There’s all kinds of statistics out there about how often businesses fail, and what causes them to fail. According to Michael Gerber, who authored The E-Myth, 80% of businesses fail within 5 years. Then, of the 20% that remains, another 80% of them fail between years 5-10.
Regardless of whose stats you choose to adhere to, there’s one common cause that is on almost every list of reasons why businesses fail. Many businesses fail because they lack access to adequate capital. In my opinion it is not the #1 reason, but it is one of the 3 biggest reasons for businesses not getting started, or not being able to endure.
Two of the things that successful business owners do is plan and execute. I know it sounds basic, but that basic formula has helped many succeed. When it comes to obtaining capital, I tell people they should make it their goal to do three things.
3 Goals of Properly Borrowing Money as a Small Business Owner:
1. Always be able to borrow more money when and if it’s needed for the business.
2. Always go get your “working capital” before you need it – not after you find yourself in a mess. Your lines of credit will be a blessing when you’re in a mess, but good luck obtaining them when times are tough!
3. Always ensure that you do everything possible so you can obtain as much capital as possible, with the best possible terms, and with the least amount of collateral required.
So for someone looking to succeed in business, how do we do this?
It starts with personal credit.

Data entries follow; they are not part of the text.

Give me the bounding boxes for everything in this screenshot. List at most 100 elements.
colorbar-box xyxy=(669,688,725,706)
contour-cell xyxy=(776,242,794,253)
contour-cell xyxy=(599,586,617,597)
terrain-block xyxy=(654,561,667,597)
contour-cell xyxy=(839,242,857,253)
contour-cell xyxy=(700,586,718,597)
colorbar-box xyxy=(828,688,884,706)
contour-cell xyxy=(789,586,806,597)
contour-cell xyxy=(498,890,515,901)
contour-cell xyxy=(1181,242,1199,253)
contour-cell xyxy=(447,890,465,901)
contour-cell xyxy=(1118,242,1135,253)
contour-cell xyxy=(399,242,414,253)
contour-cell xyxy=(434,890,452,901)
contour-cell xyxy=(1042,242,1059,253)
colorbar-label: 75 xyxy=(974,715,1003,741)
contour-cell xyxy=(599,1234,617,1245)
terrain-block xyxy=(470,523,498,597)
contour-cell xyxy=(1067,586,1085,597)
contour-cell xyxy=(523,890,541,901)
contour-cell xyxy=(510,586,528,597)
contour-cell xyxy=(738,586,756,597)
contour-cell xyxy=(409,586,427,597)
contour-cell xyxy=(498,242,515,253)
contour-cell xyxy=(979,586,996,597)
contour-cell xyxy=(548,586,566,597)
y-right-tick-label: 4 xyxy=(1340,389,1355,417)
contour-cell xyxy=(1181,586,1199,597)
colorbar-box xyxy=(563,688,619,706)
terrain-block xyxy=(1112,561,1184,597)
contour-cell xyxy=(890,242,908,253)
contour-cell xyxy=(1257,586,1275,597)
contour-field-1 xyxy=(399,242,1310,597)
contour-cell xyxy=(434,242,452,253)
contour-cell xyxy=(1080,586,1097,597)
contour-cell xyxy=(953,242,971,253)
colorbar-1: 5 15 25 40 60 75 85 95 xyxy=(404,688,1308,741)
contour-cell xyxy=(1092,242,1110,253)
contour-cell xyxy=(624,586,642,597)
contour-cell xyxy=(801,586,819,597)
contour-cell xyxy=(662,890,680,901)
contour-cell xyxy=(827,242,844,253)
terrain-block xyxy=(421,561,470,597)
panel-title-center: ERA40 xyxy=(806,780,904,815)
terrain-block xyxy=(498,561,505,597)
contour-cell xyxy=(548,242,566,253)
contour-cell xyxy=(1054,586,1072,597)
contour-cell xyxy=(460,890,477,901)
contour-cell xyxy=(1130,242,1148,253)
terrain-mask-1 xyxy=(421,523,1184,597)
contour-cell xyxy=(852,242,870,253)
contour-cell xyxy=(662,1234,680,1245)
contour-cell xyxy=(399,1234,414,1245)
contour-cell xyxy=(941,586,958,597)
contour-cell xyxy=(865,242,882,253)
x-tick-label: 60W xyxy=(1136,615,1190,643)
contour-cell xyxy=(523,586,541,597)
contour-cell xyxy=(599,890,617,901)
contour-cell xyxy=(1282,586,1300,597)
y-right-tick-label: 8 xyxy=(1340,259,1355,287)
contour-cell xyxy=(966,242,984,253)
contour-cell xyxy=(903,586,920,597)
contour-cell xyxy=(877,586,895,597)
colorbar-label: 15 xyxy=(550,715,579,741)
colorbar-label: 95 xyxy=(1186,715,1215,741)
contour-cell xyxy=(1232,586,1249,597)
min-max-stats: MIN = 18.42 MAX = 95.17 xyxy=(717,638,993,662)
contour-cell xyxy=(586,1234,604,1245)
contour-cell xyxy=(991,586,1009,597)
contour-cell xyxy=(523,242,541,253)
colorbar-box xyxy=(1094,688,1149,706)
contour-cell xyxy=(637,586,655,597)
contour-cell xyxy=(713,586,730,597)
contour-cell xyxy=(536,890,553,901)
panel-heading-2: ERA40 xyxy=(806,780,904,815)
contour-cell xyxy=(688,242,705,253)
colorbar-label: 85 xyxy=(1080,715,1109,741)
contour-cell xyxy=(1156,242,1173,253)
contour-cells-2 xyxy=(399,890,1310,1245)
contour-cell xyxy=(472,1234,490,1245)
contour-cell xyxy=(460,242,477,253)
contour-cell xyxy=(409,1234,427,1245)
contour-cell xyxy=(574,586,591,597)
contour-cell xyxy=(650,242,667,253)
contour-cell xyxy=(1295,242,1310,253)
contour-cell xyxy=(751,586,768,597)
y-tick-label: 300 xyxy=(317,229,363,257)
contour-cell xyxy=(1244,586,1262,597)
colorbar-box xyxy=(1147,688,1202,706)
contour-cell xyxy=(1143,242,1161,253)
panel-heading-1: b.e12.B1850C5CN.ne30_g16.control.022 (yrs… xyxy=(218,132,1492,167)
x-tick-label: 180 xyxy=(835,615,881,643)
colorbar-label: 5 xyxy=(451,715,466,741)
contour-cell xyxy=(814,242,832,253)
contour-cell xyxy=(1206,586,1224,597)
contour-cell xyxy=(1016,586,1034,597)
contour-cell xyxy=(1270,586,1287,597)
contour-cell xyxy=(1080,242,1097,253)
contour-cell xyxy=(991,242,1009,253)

Do you know what your FICO score is (not your FAKO score)? You can only buy your FICO scores at myfico.com. Other credit scores are referred to as FAKO scores. You should not only learn and know about it, but you should also understand what makes a good, robust credit profile.
Credit scores can be deceiving in many ways. One is the FICO vs. FAKO confusion. Two, is that there are multiple versions and generations of FICO scores. Third, is that having plenty of tradelines to support your credit profile is very wise. This is because a credit score alone doesn’t fully tell you how much repayment history you have across a variety of different tradelines or opportunities.
Look to protect, preserve, and improve your credit profile. With your assets like your primary residence, your retirement account, jewelry, etc. — don’t you protect them, look to preserve them, and hope their value increases over time? Your personal credit should be treated as the asset it is (or can be), so think of it the same way.
You treat your credit as an asset and protect, preserve, and improve it in a variety of ways. One, do not pay anything late ever – and definitely don’t pay anything more than 30 days late. Two, work to remove any late payments or blemishes that are on your credit profile.
Just like you could represent yourself in a lawsuit without an attorney, you could also work to improve your credit profile yourself – or you could hire a professional. Professional credit repair advisors are hard to find. I recommend starting with the National Asssociation of Credit Services Organizations or NACSO.
Third, you should make sure you have at least 3 or 4 (more is better) revolving tradelines on your credit profile. These are your credit cards and credit lines. You will also want the credit limits to improve, and to get as high as possible over time. Also, remember that many business credit cards, like Capital One, report to your personal credit report, so don’t assume you’ve separated your personal and business credit just because you have a business credit card. All credit cards that are showing on your personal credit will count toward this.
Fourth, you must properly manage these credit cards and keep your utilization low. There’s not a magic number, but lower is better. Under 30% is better than being under 40%. Under 20% is better than under 30% but try to be under 10% if possible.
These four credit principles will help you to protect, preserve, and improve your personal credit as you build your business. After all, it’s an asset, so why wouldn’t we pay attention to these important principles? If you do that, then you’ll be much more likely to ensure you can take full advantage of the 3 Goals of Properly Borrowing Money as a Small Business Owner.
Because of the importance of personal and business credit, small-business owners should always actively monitor their business credit, to ensure that the information in their credit file is entirely accurate.